The hardest part was feeling his soft breath on my arm as I held him, knowing that in just a few minutes his breath would be no more. Lying in my arms, cradled in a blue and white flannel blanket, he was calm and relaxed, free from the illness that ravaged him and made his body so fragile and deformed.

Brinkley was 15. He’d had a good run, though his last few years were tough. He developed Addison’s disease and had many bouts of illness where, as my vet said, we did not think he’s be going home with you. He always came home. Like a cat with 9 lives, only there weren’t that many for Brinkley.
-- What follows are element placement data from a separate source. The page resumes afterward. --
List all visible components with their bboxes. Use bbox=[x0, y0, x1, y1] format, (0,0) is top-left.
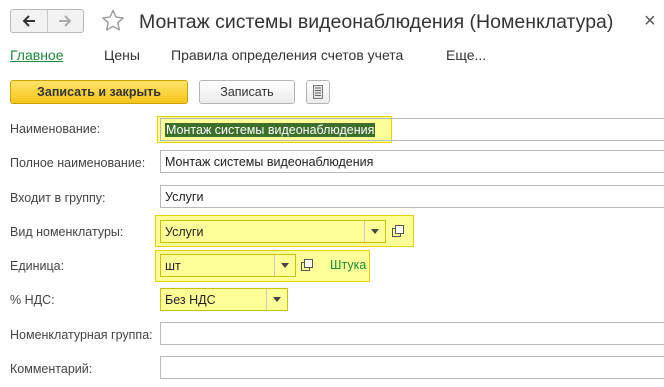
group-value: Услуги bbox=[165, 189, 204, 204]
vat-select[interactable]: Без НДС bbox=[160, 288, 288, 311]
comment-label: Комментарий: bbox=[10, 362, 93, 376]
favorite-star-icon[interactable] bbox=[101, 9, 125, 37]
kind-open-button[interactable] bbox=[390, 223, 406, 239]
vat-dropdown-button[interactable] bbox=[266, 289, 287, 310]
save-and-close-button[interactable]: Записать и закрыть bbox=[10, 80, 188, 104]
unit-select[interactable]: шт bbox=[160, 254, 296, 277]
open-form-icon bbox=[301, 259, 313, 271]
close-icon[interactable]: × bbox=[644, 8, 656, 34]
kind-dropdown-button[interactable] bbox=[364, 221, 385, 242]
nomenclature-group-input[interactable] bbox=[160, 322, 664, 345]
unit-open-button[interactable] bbox=[299, 257, 315, 273]
unit-value: шт bbox=[165, 258, 181, 273]
more-actions-button[interactable] bbox=[306, 80, 330, 104]
kind-value: Услуги bbox=[165, 224, 204, 239]
full-name-label: Полное наименование: bbox=[10, 156, 146, 170]
window-title: Монтаж системы видеонаблюдения (Номенкла… bbox=[139, 11, 614, 33]
kind-label: Вид номенклатуры: bbox=[10, 225, 124, 239]
tab-account-rules[interactable]: Правила определения счетов учета bbox=[171, 45, 403, 65]
forward-button[interactable] bbox=[46, 10, 84, 32]
unit-label: Единица: bbox=[10, 259, 65, 273]
navigation-buttons bbox=[10, 9, 84, 33]
group-input[interactable]: Услуги bbox=[160, 185, 664, 208]
nomenclature-group-label: Номенклатурная группа: bbox=[10, 328, 153, 342]
unit-dropdown-button[interactable] bbox=[274, 255, 295, 276]
name-input[interactable]: Монтаж системы видеонаблюдения bbox=[160, 118, 664, 141]
dropdown-arrow-icon bbox=[273, 297, 281, 302]
save-button[interactable]: Записать bbox=[199, 80, 295, 104]
full-name-input[interactable]: Монтаж системы видеонаблюдения bbox=[160, 150, 664, 173]
tab-prices[interactable]: Цены bbox=[104, 45, 140, 65]
vat-value: Без НДС bbox=[165, 292, 216, 307]
vat-label: % НДС: bbox=[10, 293, 55, 307]
dropdown-arrow-icon bbox=[281, 263, 289, 268]
tab-main[interactable]: Главное bbox=[10, 45, 64, 65]
back-button[interactable] bbox=[11, 10, 47, 32]
full-name-value: Монтаж системы видеонаблюдения bbox=[165, 154, 374, 169]
unit-full-name-link[interactable]: Штука bbox=[330, 258, 366, 272]
group-label: Входит в группу: bbox=[10, 191, 106, 205]
dropdown-arrow-icon bbox=[371, 229, 379, 234]
document-list-icon bbox=[313, 85, 323, 99]
arrow-left-icon bbox=[22, 15, 35, 27]
tab-more[interactable]: Еще... bbox=[446, 45, 486, 65]
kind-select[interactable]: Услуги bbox=[160, 220, 386, 243]
arrow-right-icon bbox=[59, 15, 72, 27]
comment-input[interactable] bbox=[160, 356, 664, 379]
name-label: Наименование: bbox=[10, 122, 101, 136]
open-form-icon bbox=[392, 225, 404, 237]
name-value: Монтаж системы видеонаблюдения bbox=[165, 122, 376, 137]
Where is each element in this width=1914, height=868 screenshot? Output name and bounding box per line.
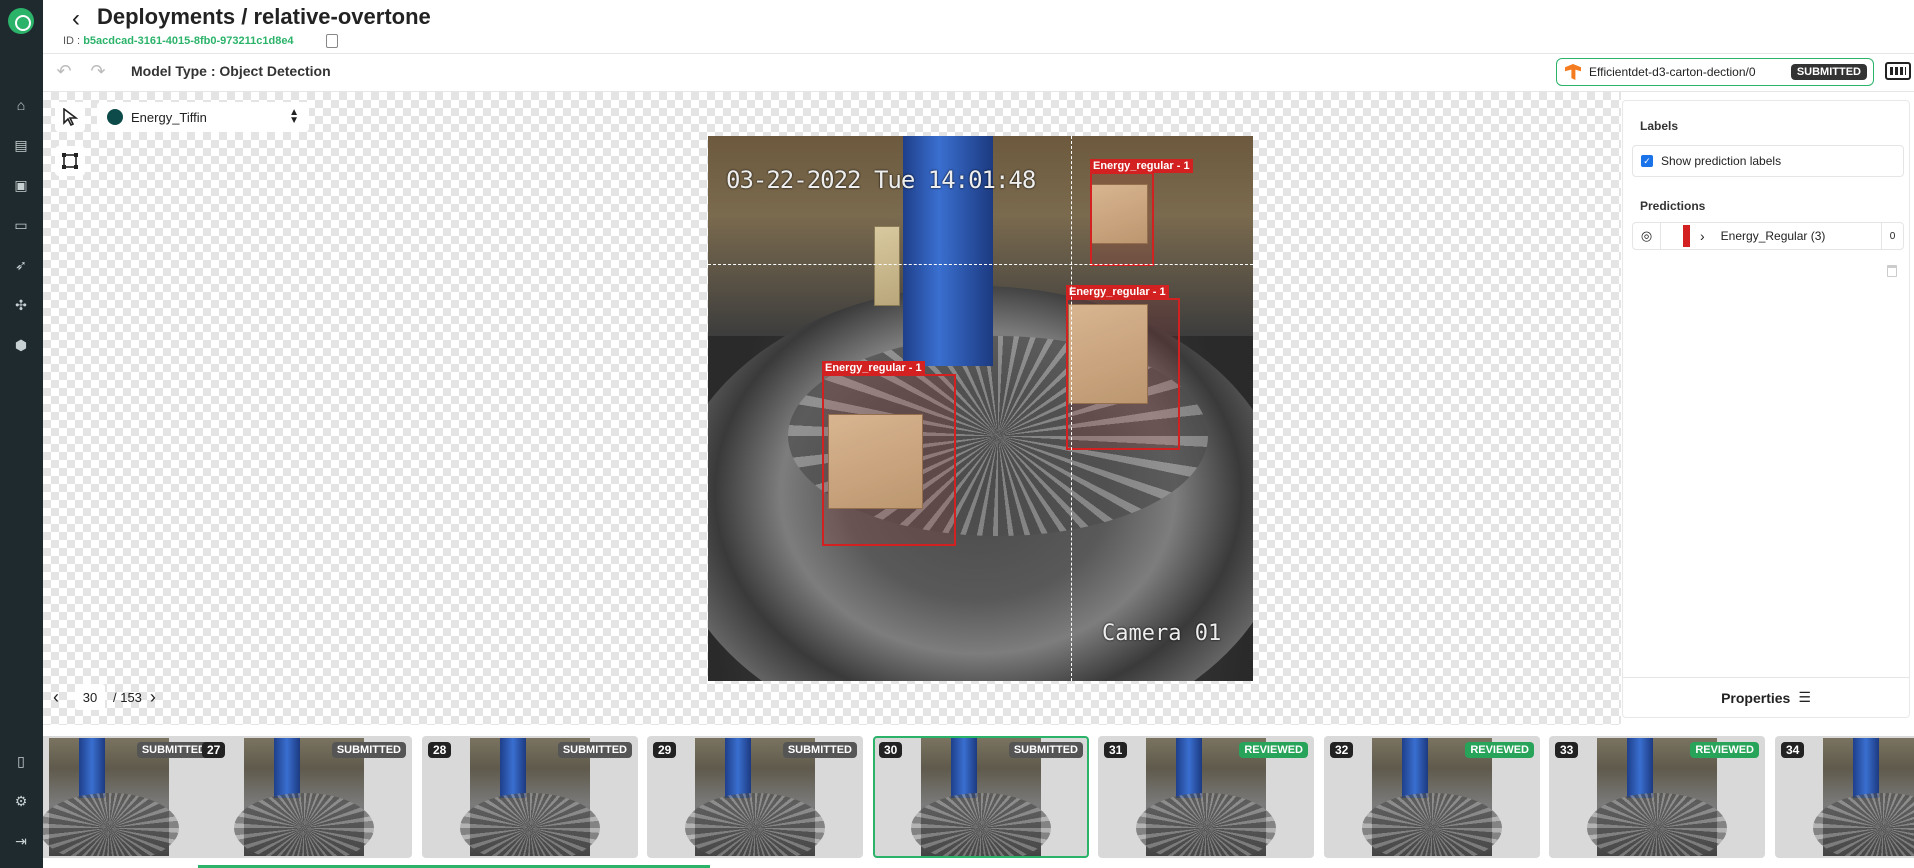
image-icon[interactable]: ▣ — [12, 176, 30, 194]
thumbnail-number: 29 — [653, 742, 677, 758]
image-pager: ‹ 30 / 153 › — [53, 684, 164, 710]
network-icon[interactable]: ✣ — [12, 296, 30, 314]
predictions-heading: Predictions — [1640, 199, 1706, 213]
model-type-text: Model Type : Object Detection — [131, 63, 331, 79]
select-tool-button[interactable] — [55, 102, 85, 132]
page-total: / 153 — [113, 689, 142, 705]
model-status-badge: SUBMITTED — [1790, 64, 1867, 80]
database-icon[interactable]: ▤ — [12, 136, 30, 154]
updown-icon: ▲ ▼ — [289, 107, 299, 126]
status-badge: SUBMITTED — [331, 742, 406, 758]
trash-icon[interactable] — [1887, 265, 1897, 277]
bounding-box-icon — [62, 153, 78, 169]
undo-icon[interactable]: ↶ — [53, 60, 75, 82]
thumbnail-number: 27 — [202, 742, 226, 758]
keyboard-icon[interactable] — [1885, 62, 1911, 80]
image-camera-label: Camera 01 — [1102, 621, 1222, 646]
label-color-dot — [107, 109, 123, 125]
status-badge: SUBMITTED — [136, 742, 211, 758]
bbox-label: Energy_regular - 1 — [1090, 159, 1193, 173]
thumbnail[interactable]: 28 SUBMITTED — [422, 736, 638, 858]
status-badge: SUBMITTED — [782, 742, 857, 758]
annotated-image[interactable]: 03-22-2022 Tue 14:01:48 Camera 01 Energy… — [708, 136, 1253, 681]
crosshair-vertical — [1071, 136, 1072, 681]
bbox-label: Energy_regular - 1 — [822, 361, 925, 375]
sliders-icon: ☰ — [1798, 689, 1811, 705]
thumbnail[interactable]: 27 SUBMITTED — [196, 736, 412, 858]
app-logo[interactable] — [8, 8, 34, 34]
page-header: ‹ Deployments / relative-overtone ID : b… — [43, 0, 1914, 54]
thumbnail-number: 30 — [879, 742, 903, 758]
bounding-box[interactable]: Energy_regular - 1 — [1090, 159, 1193, 266]
thumbnail-number: 32 — [1330, 742, 1354, 758]
home-icon[interactable]: ⌂ — [12, 96, 30, 114]
selected-label: Energy_Tiffin — [131, 109, 207, 125]
chevron-right-icon[interactable]: › — [1700, 228, 1705, 244]
cube-icon[interactable]: ⬢ — [12, 336, 30, 354]
status-badge: SUBMITTED — [557, 742, 632, 758]
deployment-id: ID : b5acdcad-3161-4015-8fb0-973211c1d8e… — [63, 35, 294, 47]
thumbnail-number: 34 — [1781, 742, 1805, 758]
status-badge: REVIEWED — [1239, 742, 1308, 758]
page-number-input[interactable]: 30 — [75, 684, 105, 710]
copy-icon[interactable] — [326, 34, 338, 48]
left-nav-rail: ⌂ ▤ ▣ ▭ ➶ ✣ ⬢ ▯ ⚙ ⇥ — [0, 0, 43, 868]
thumbnail[interactable]: 33 REVIEWED — [1549, 736, 1765, 858]
id-value: b5acdcad-3161-4015-8fb0-973211c1d8e4 — [83, 35, 294, 47]
tensorflow-icon — [1565, 64, 1581, 80]
cursor-icon — [63, 108, 78, 126]
model-selector[interactable]: Efficientdet-d3-carton-dection/0 SUBMITT… — [1556, 58, 1874, 86]
rectangle-tool-button[interactable] — [55, 146, 85, 176]
redo-icon[interactable]: ↷ — [87, 60, 109, 82]
rocket-icon[interactable]: ➶ — [12, 256, 30, 274]
thumbnail[interactable]: SUBMITTED — [43, 736, 217, 858]
back-arrow-icon[interactable]: ‹ — [63, 5, 89, 32]
thumbnail[interactable]: 34 — [1775, 736, 1914, 858]
thumbnail[interactable]: 32 REVIEWED — [1324, 736, 1540, 858]
thumbnail[interactable]: 31 REVIEWED — [1098, 736, 1314, 858]
image-timestamp: 03-22-2022 Tue 14:01:48 — [726, 166, 1036, 194]
document-icon[interactable]: ▯ — [12, 752, 30, 770]
annotation-canvas[interactable]: Energy_Tiffin ▲ ▼ 03-22-2022 Tue 14:01:48… — [43, 92, 1621, 725]
prediction-item[interactable]: ◎ › Energy_Regular (3) 0 — [1632, 222, 1904, 250]
prediction-count: 0 — [1881, 223, 1903, 249]
prediction-name: Energy_Regular (3) — [1720, 229, 1826, 243]
thumbnail-selected[interactable]: 30 SUBMITTED — [873, 736, 1089, 858]
model-name: Efficientdet-d3-carton-dection/0 — [1589, 65, 1756, 79]
monitor-icon[interactable]: ▭ — [12, 216, 30, 234]
status-badge: SUBMITTED — [1008, 742, 1083, 758]
prediction-color-swatch — [1683, 225, 1690, 247]
bounding-box[interactable]: Energy_regular - 1 — [822, 361, 956, 546]
thumbnail-number: 28 — [428, 742, 452, 758]
show-prediction-labels-toggle[interactable]: ✓ Show prediction labels — [1632, 145, 1904, 177]
properties-label: Properties — [1721, 689, 1791, 706]
next-image-icon[interactable]: › — [150, 687, 164, 708]
status-badge: REVIEWED — [1690, 742, 1759, 758]
prev-image-icon[interactable]: ‹ — [53, 687, 67, 708]
eye-off-icon[interactable]: ◎ — [1633, 223, 1661, 249]
properties-button[interactable]: Properties ☰ — [1623, 677, 1909, 717]
thumbnail-number: 31 — [1104, 742, 1128, 758]
editor-toolbar: ↶ ↷ Model Type : Object Detection Effici… — [43, 54, 1914, 92]
page-title: Deployments / relative-overtone — [97, 4, 431, 29]
image-filmstrip: SUBMITTED 27 SUBMITTED 28 SUBMITTED 29 S… — [43, 733, 1914, 859]
thumbnail-image — [1813, 738, 1914, 856]
labels-heading: Labels — [1640, 119, 1679, 133]
bbox-label: Energy_regular - 1 — [1066, 285, 1169, 299]
gear-icon[interactable]: ⚙ — [12, 792, 30, 810]
label-class-select[interactable]: Energy_Tiffin ▲ ▼ — [97, 102, 309, 132]
thumbnail[interactable]: 29 SUBMITTED — [647, 736, 863, 858]
labels-panel: Labels ✓ Show prediction labels Predicti… — [1622, 100, 1910, 718]
checkbox-checked[interactable]: ✓ — [1641, 155, 1653, 167]
status-badge: REVIEWED — [1465, 742, 1534, 758]
bounding-box[interactable]: Energy_regular - 1 — [1066, 285, 1180, 450]
id-label: ID : — [63, 35, 81, 47]
carton-stack — [874, 226, 900, 306]
logout-icon[interactable]: ⇥ — [12, 832, 30, 850]
thumbnail-number: 33 — [1555, 742, 1579, 758]
crosshair-horizontal — [708, 264, 1253, 265]
show-prediction-labels-text: Show prediction labels — [1661, 154, 1782, 168]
Brinkley always rallied. He was on long-term prednisone, which kept him going and comfortable, except when it didn’t. He was also blind and deaf. He negotiated where he was going by swinging his head back and forth to catch tell-tale odors that guided him. We had to be ever-so-careful to keep him from falling, but despite our efforts, he had several rendezvous apiece with the water bowl and the window well. Towards the end we had to carry him in and out to go potty. Even closer to the end, he couldn’t poop at all.
It was time. He told me so. He told me so when he turned his nose away from his food bowl, when he had no interest in cuddling, and when it was obvious to me that he didn’t know where he was anymore. It was time for that dreaded drive when he wouldn’t come home.
I will forever cherish the memory of my Brinkley’s final breaths on my arm.